Alzheimer’s disease (AD) is identified by the development of two hallmark changes in the brain: beta-amyloid plaques and tau neurofibrillary tangles. Yet, this is only part of the story. Most patients also develop other age-related pathologies that impact the severity and progression of AD. One such example is the buildup of TDP-43 (TAR DNA-binding protein 43), a protein essential for normal cellular function, that, like beta-amyloid, can misfold and form toxic aggregates. Pathological TDP-43 defines several neurodegenerative diseases, including ALS, frontotemporal dementia, and limbic-predominant age-related TDP-43 encephalopathy (LATE). And when TDP-43 co-occurs with AD pathology, patients experience greater hippocampal tissue loss and more severe cognitive decline.
The presence of such mixed pathologies complicates efforts to understand AD’s root causes and develop targeted treatments. Despite this clinical reality, surprisingly few studies have attempted to determine which co-pathologies are most common in AD patients or to identify the factors that predispose certain individuals to their development. Researchers suspect that genetic differences may make some individuals more vulnerable or more resistant to particular types of brain damage, but this remains poorly understood. A major barrier to addressing these questions has been the limited availability of large, well-characterized postmortem brain collections that capture the full spectrum of pathology presentation in Alzheimer’s. However, Dr. Petrucelli’s team has access to the Mayo Clinic Brain Bank, which contains over 3,000 brains from individuals with autopsy-confirmed AD. We know these brains have amyloid and tau pathology – the Petrucelli lab aims to comprehensively map the other co-pathologies present in each case alongside these AD hallmarks, starting with samples from the amygdala, a brain region especially vulnerable to mixed pathologies. Amyloid plaques, tau tangles, TDP-43, and α-synuclein (characteristic of Parkinson’s disease and Lewy body dementia) pathologies have all been found in the amygdala, and the convergence of multiple pathologies in this single anatomical region suggests that they may interact in harmful ways, making the amygdala an ideal location for understanding how co-pathologies worsen AD.
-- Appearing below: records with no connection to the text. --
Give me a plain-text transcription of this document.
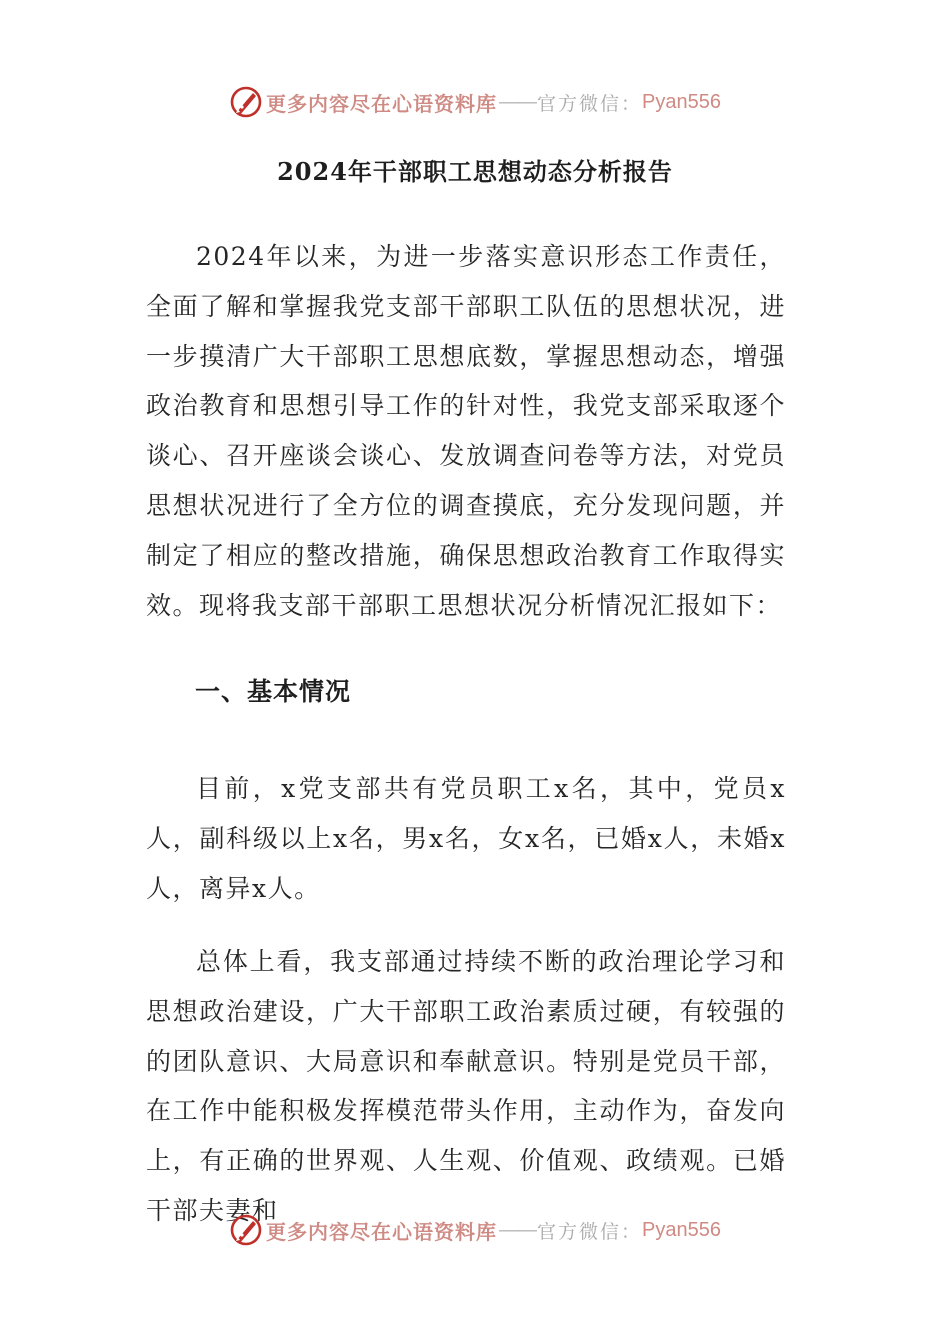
更多内容尽在心语资料库 —— 官方微信： Pyan556
2024年干部职工思想动态分析报告

2024年以来，为进一步落实意识形态工作责任，全面了解和掌握我党支部干部职工队伍的思想状况，进一步摸清广大干部职工思想底数，掌握思想动态，增强政治教育和思想引导工作的针对性，我党支部采取逐个谈心、召开座谈会谈心、发放调查问卷等方法，对党员思想状况进行了全方位的调查摸底，充分发现问题，并制定了相应的整改措施，确保思想政治教育工作取得实效。现将我支部干部职工思想状况分析情况汇报如下：

一、基本情况

目前，x党支部共有党员职工x名，其中，党员x人，副科级以上x名，男x名，女x名，已婚x人，未婚x人，离异x人。

总体上看，我支部通过持续不断的政治理论学习和思想政治建设，广大干部职工政治素质过硬，有较强的的团队意识、大局意识和奉献意识。特别是党员干部，在工作中能积极发挥模范带头作用，主动作为，奋发向上，有正确的世界观、人生观、价值观、政绩观。已婚干部夫妻和

更多内容尽在心语资料库 —— 官方微信： Pyan556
The team has already generated preliminary findings that point to these complex relationships amongst pathologies present in brains from the Mayo Clinic Brain Bank. Their analyses confirmed that AD cases with TDP-43 pathology show worse cognitive decline and more severe hippocampal shrinkage than those without TDP-43. Moreover, they found that AD patients who lived to older ages were less likely to have advanced amyloid plaques and tau tangles and had fewer instances of α-synuclein co-pathology – but were more likely to have TDP-43 and vascular changes. This pattern suggests that, under conditions where traditional Alzheimer’s brain changes may be less severe, other co-pathologies like TDP-43 may play a key role in triggering cognitive decline. This observation also highlights just how important it is to consider the full range of possible brain pathologies when studying and treating AD.